7 janvier 2008 – Jour 58
Après un week-end au ralenti, Paprec-Virbac 2 progresse à 18 noeuds et creuse nettement l’écart avec son rival le plus direct. Néanmoins, les conditions sont très difficiles pour le tandem Dick-Foxall, aux prises avec de violents grains : "on tâche de ne pas prendre trop de risques et de limiter les efforts sur le matériel ", expliquait Jean-Pierre.
Une situation en totale opposition avec celle vécue par Alex Thomson et Andrew Cape, encalminés dans les 50èmes "hurlants" ! "Nous n’avons pas eu un calme aussi plat depuis les Canaries", résumait Alex Thomson.
Entre Temenos II et Mutua Madrileña, la partie est serrée. L’écart, comme l’avait prédit Dominique Wavre ce week-end, est tombé à une centaine de milles.
A bord d’Educacion sin Fronteras, Servane Escoffier, au moment de leur passage dans le détoit de Cook, fait les comptes avec émotion : "Nous sommes lundi, nous entamons notre 9e semaine de mer. Nous avons passé la cinquième porte de parcours. Nous avons vu la terre, première fois depuis le 21 novembre dernier…yoouhouuuu, je commence à comprendre ce que devaient ressentir les flibustiers et autres marins d’il n’y a pas si longtemps. Terre, terre !!! Alors, quelles émotions nous aurons si nous parvenons à finir ce tour du monde, lors de nos retrouvailles avec tout le monde à Barcelone?!! Ce sera magnifique !! Il faut qu’on y arrive rien que pour vivre cela !"
8 janvier 2008 – Jour 59
Dans moins de 48 heures c’est le cap Horn, aussi appelé cap Dur ou cap des tempêtes.

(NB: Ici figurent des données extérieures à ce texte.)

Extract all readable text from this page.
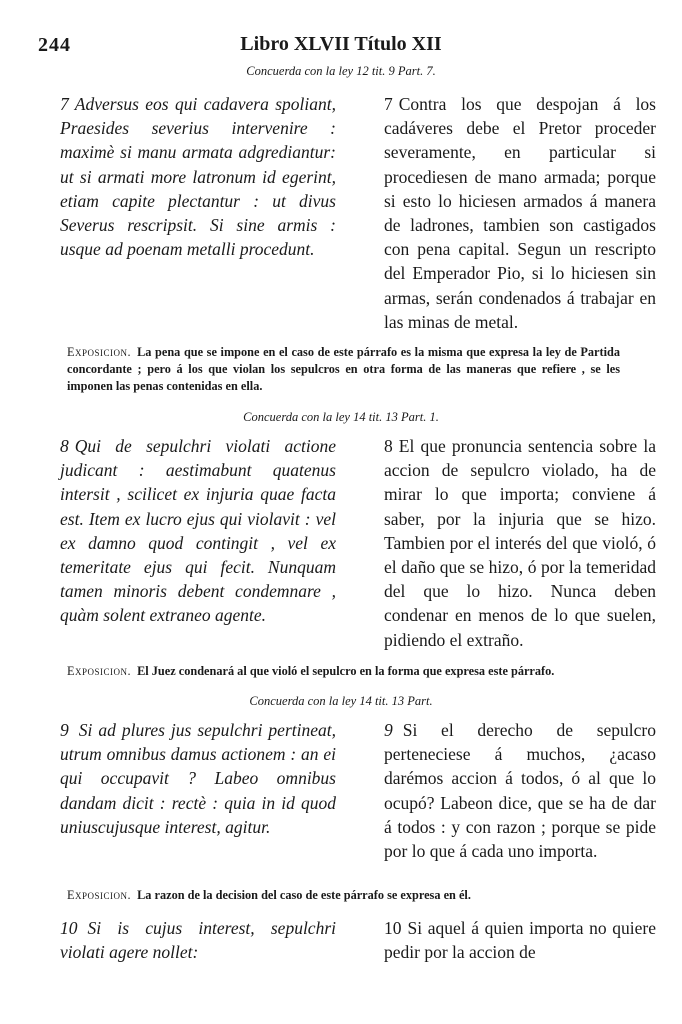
244	Libro XLVII Título XII
Concuerda con la ley 12 tit. 9 Part. 7.
7 Adversus eos qui cadavera spoliant, Praesides severius intervenire : maximè si manu armata adgrediantur: ut si armati more latronum id egerint, etiam capite plectantur : ut divus Severus rescripsit. Si sine armis : usque ad poenam metalli procedunt.
7 Contra los que despojan á los cadáveres debe el Pretor proceder severamente, en particular si procediesen de mano armada; porque si esto lo hiciesen armados á manera de ladrones, tambien son castigados con pena capital. Segun un rescripto del Emperador Pio, si lo hiciesen sin armas, serán condenados á trabajar en las minas de metal.
Exposicion. La pena que se impone en el caso de este párrafo es la misma que expresa la ley de Partida concordante ; pero á los que violan los sepulcros en otra forma de las maneras que refiere , se les imponen las penas contenidas en ella.
Concuerda con la ley 14 tit. 13 Part. 1.
8 Qui de sepulchri violati actione judicant : aestimabunt quatenus intersit , scilicet ex injuria quae facta est. Item ex lucro ejus qui violavit : vel ex damno quod contingit , vel ex temeritate ejus qui fecit. Nunquam tamen minoris debent condemnare , quàm solent extraneo agente.
8 El que pronuncia sentencia sobre la accion de sepulcro violado, ha de mirar lo que importa; conviene á saber, por la injuria que se hizo. Tambien por el interés del que violó, ó el daño que se hizo, ó por la temeridad del que lo hizo. Nunca deben condenar en menos de lo que suelen, pidiendo el extraño.
Exposicion. El Juez condenará al que violó el sepulcro en la forma que expresa este párrafo.
Concuerda con la ley 14 tit. 13 Part.
9 Si ad plures jus sepulchri pertineat, utrum omnibus damus actionem : an ei qui occupavit ? Labeo omnibus dandam dicit : rectè : quia in id quod uniuscujusque interest, agitur.
9 Si el derecho de sepulcro perteneciese á muchos, ¿acaso darémos accion á todos, ó al que lo ocupó? Labeon dice, que se ha de dar á todos : y con razon ; porque se pide por lo que á cada uno importa.
Exposicion. La razon de la decision del caso de este párrafo se expresa en él.
10 Si is cujus interest, sepulchri violati agere nollet:
10 Si aquel á quien importa no quiere pedir por la accion de
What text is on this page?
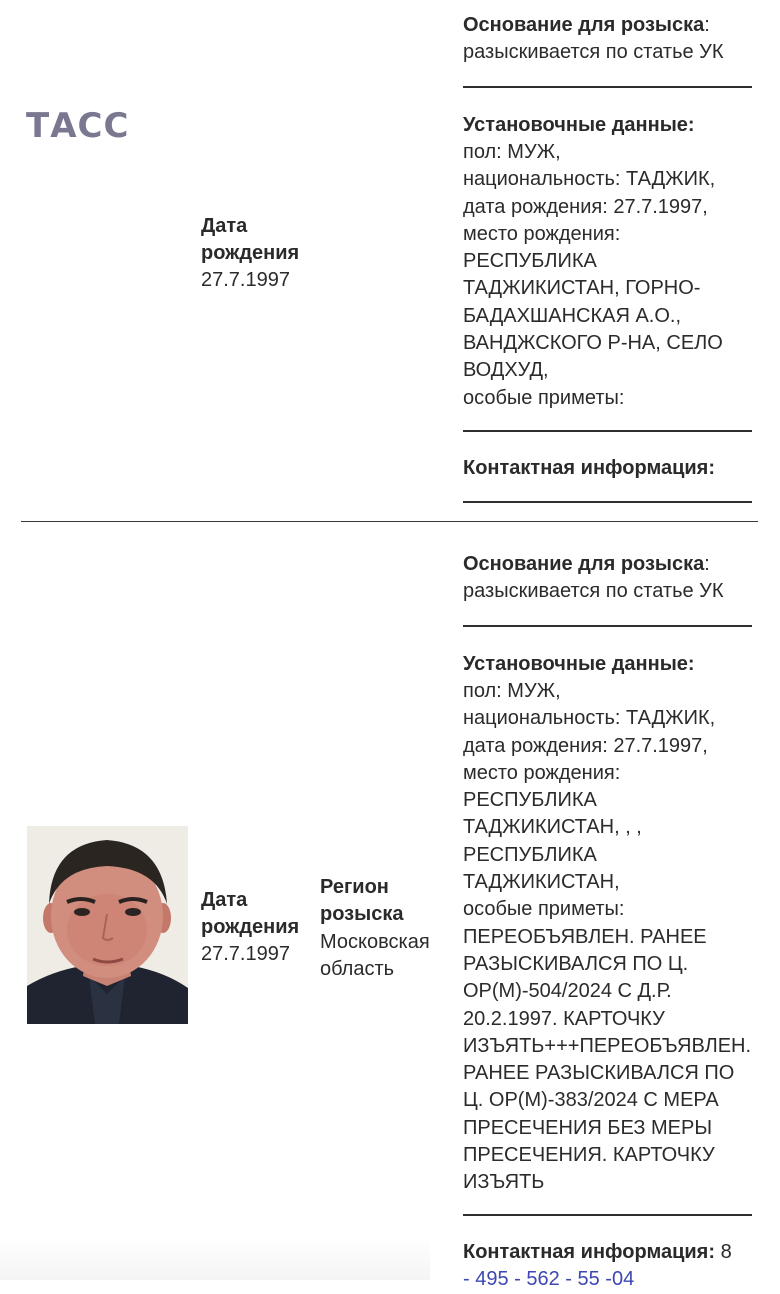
ТАСС
Дата рождения
27.7.1997
Основание для розыска:
разыскивается по статье УК
Установочные данные:
пол: МУЖ,
национальность: ТАДЖИК,
дата рождения: 27.7.1997,
место рождения:
РЕСПУБЛИКА
ТАДЖИКИСТАН, ГОРНО-
БАДАХШАНСКАЯ А.О.,
ВАНДЖСКОГО Р-НА, СЕЛО
ВОДХУД,
особые приметы:
Контактная информация:
Дата рождения
27.7.1997
Регион розыска
Московская область
Основание для розыска:
разыскивается по статье УК
Установочные данные:
пол: МУЖ,
национальность: ТАДЖИК,
дата рождения: 27.7.1997,
место рождения:
РЕСПУБЛИКА
ТАДЖИКИСТАН, , ,
РЕСПУБЛИКА
ТАДЖИКИСТАН,
особые приметы:
ПЕРЕОБЪЯВЛЕН. РАНЕЕ
РАЗЫСКИВАЛСЯ ПО Ц.
ОР(М)-504/2024 С Д.Р.
20.2.1997. КАРТОЧКУ
ИЗЪЯТЬ+++ПЕРЕОБЪЯВЛЕН.
РАНЕЕ РАЗЫСКИВАЛСЯ ПО
Ц. ОР(М)-383/2024 С МЕРА
ПРЕСЕЧЕНИЯ БЕЗ МЕРЫ
ПРЕСЕЧЕНИЯ. КАРТОЧКУ
ИЗЪЯТЬ
Контактная информация: 8
- 495 - 562 - 55 -04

Paprec-Virbac 2 avance solidement mais prudemment vers ce goulet sud-américain, synonyme de porte de sortie du Grand Sud, que Damian Foxall avouait quitter avec un sentiment mêlé de nostalgie et de soulagement. « Le Grand Sud, on a l’impression que ça ne finit jamais. C’est juste une étendue vaste et inhabitée, on s’y sent comme un simple visiteur. Ce n’est que de l’eau avec quelques îles isolées. La plupart du temps, ça souffle fort, et quand ce n’est pas le cas, c’est qu’on sort d’un coup de vent ou que l’on va y entrer (.). C’est un endroit fantastique et attirant, mais on est content d’en partir. »
Le dauphin Hugo Boss est relégué à plus de 1000 milles derrière, ralenti par des vents très pacifiques.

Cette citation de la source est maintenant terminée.